As of September 30, 2024, the Company had cash, cash equivalents and investments of approximately $139.0 million. On December 18, 2023, the Company closed the reverse merger and the Pre-Closing Financing. The Company expects its available cash and cash equivalents on hand as of the issuance date of these financial statements will be sufficient to fund its obligations as they become due for at least one year beyond the issuance date of these financial statements. As a result of the reverse merger with Neoleukin Therapeutics, the Company assumed an ATM or “at-the-market” Equity Offering Sales Agreement with BofA Securities, Inc., as agent (“BofA”), pursuant to which the Company was able to offer and sell, from time to time through BofA, shares of the Company’s common stock, having an aggregate offering price of up to $40.0 million.

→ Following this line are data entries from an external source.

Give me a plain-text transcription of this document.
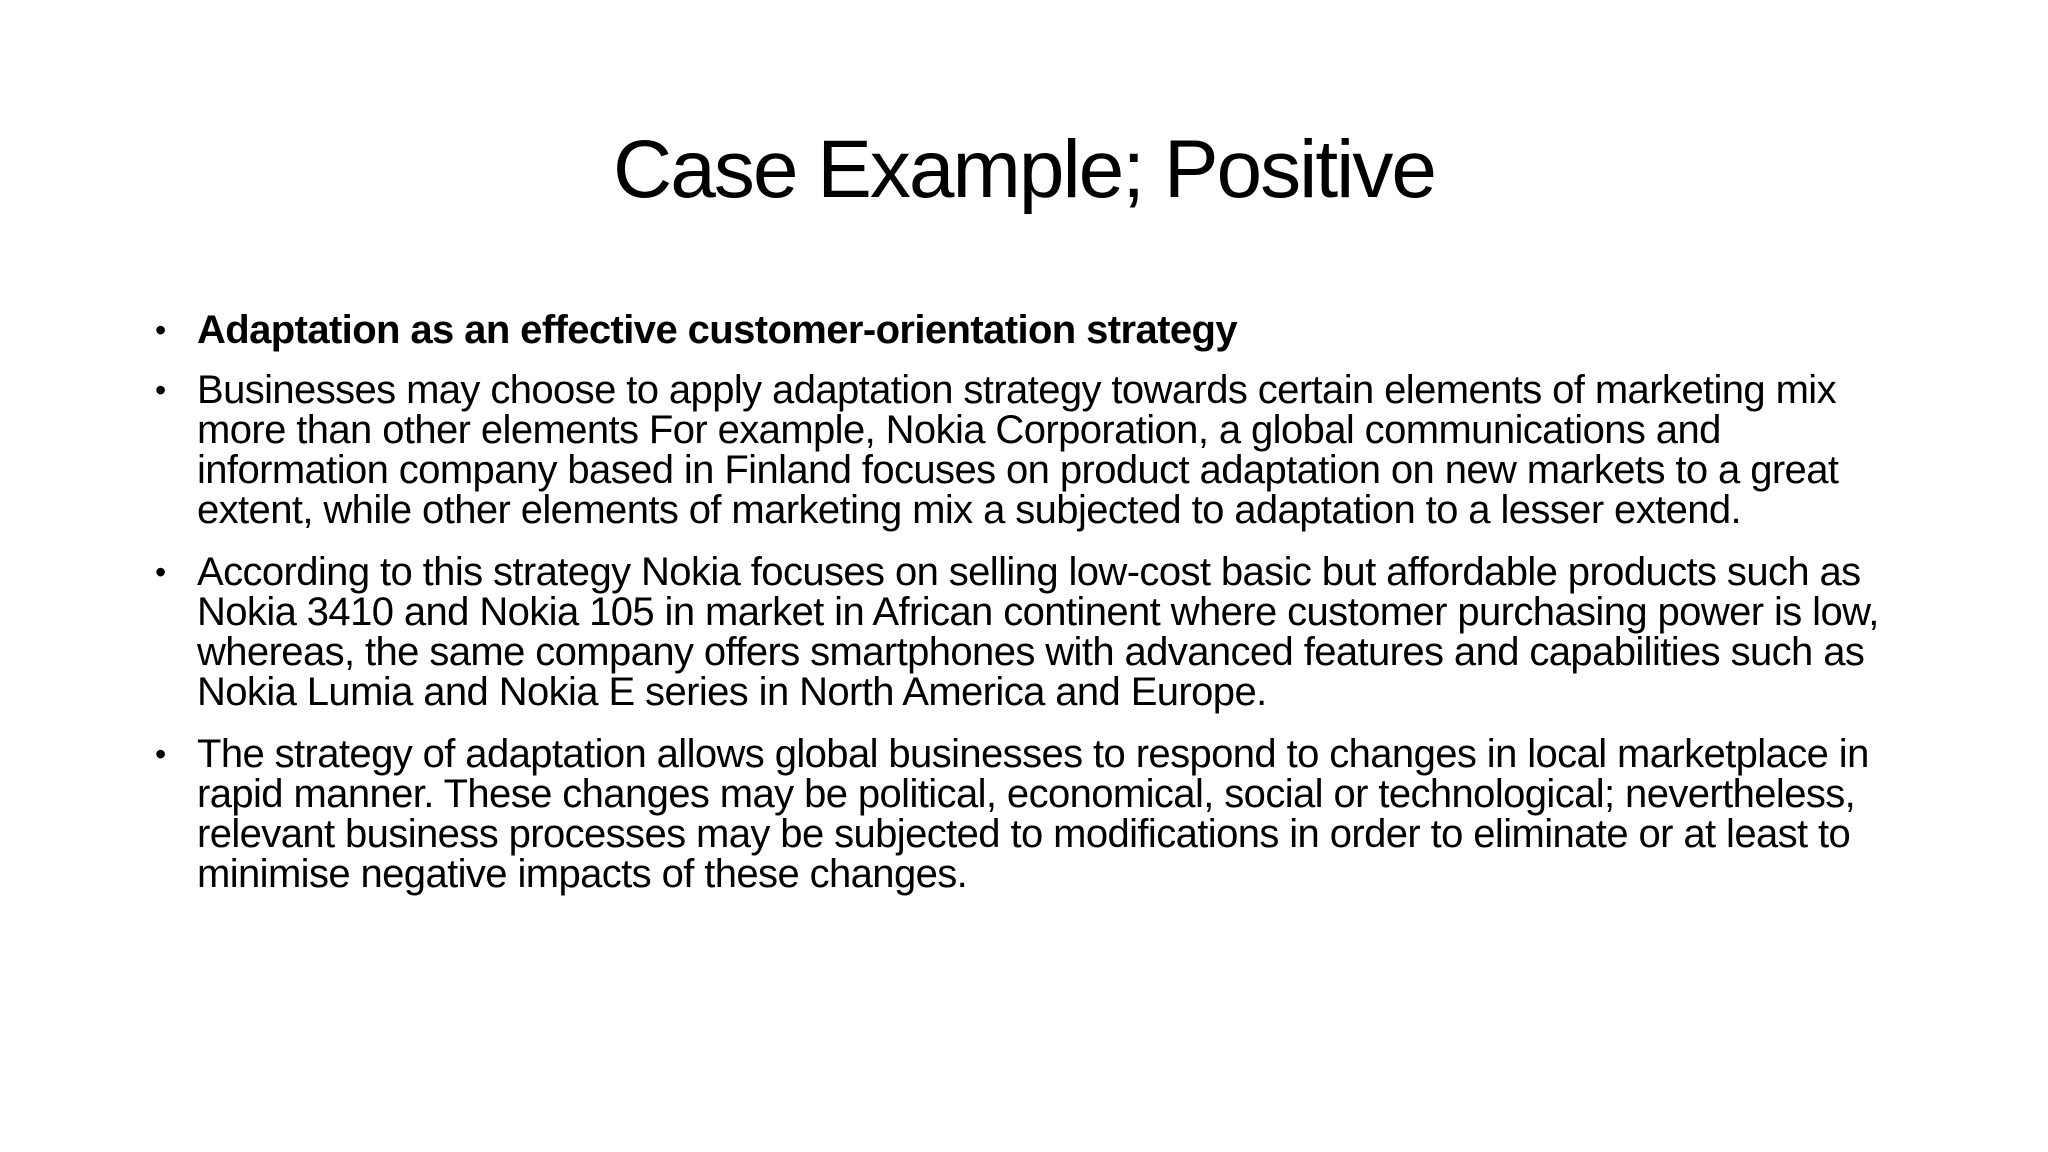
Case Example; Positive
• Adaptation as an effective customer-orientation strategy
• Businesses may choose to apply adaptation strategy towards certain elements of marketing mix more than other elements For example, Nokia Corporation, a global communications and information company based in Finland focuses on product adaptation on new markets to a great extent, while other elements of marketing mix a subjected to adaptation to a lesser extend.
• According to this strategy Nokia focuses on selling low-cost basic but affordable products such as Nokia 3410 and Nokia 105 in market in African continent where customer purchasing power is low, whereas, the same company offers smartphones with advanced features and capabilities such as Nokia Lumia and Nokia E series in North America and Europe.
• The strategy of adaptation allows global businesses to respond to changes in local marketplace in rapid manner. These changes may be political, economical, social or technological; nevertheless, relevant business processes may be subjected to modifications in order to eliminate or at least to minimise negative impacts of these changes.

The Registration Statement on Form S-3 that was prepared for the ATM expired on December 21, 2023, and in March 2024, the Company formally terminated the ATM.
In the event the Company is unable to secure additional outside capital, management will be required to seek other alternatives which may include, among others, a delay or termination of clinical trials or the development of its product candidates, temporary or permanent curtailment of the Company’s operations, a sale of assets, or other alternatives with strategic or financial partners.
The accompanying condensed consolidated financial statements do not include any adjustments that might result from the outcome of these uncertainties. Accordingly, the condensed consolidated financial statements have been prepared on a basis that assumes the Company will continue as a going concern and which contemplates the realization of assets and satisfaction of liabilities and commitments in the ordinary course of business.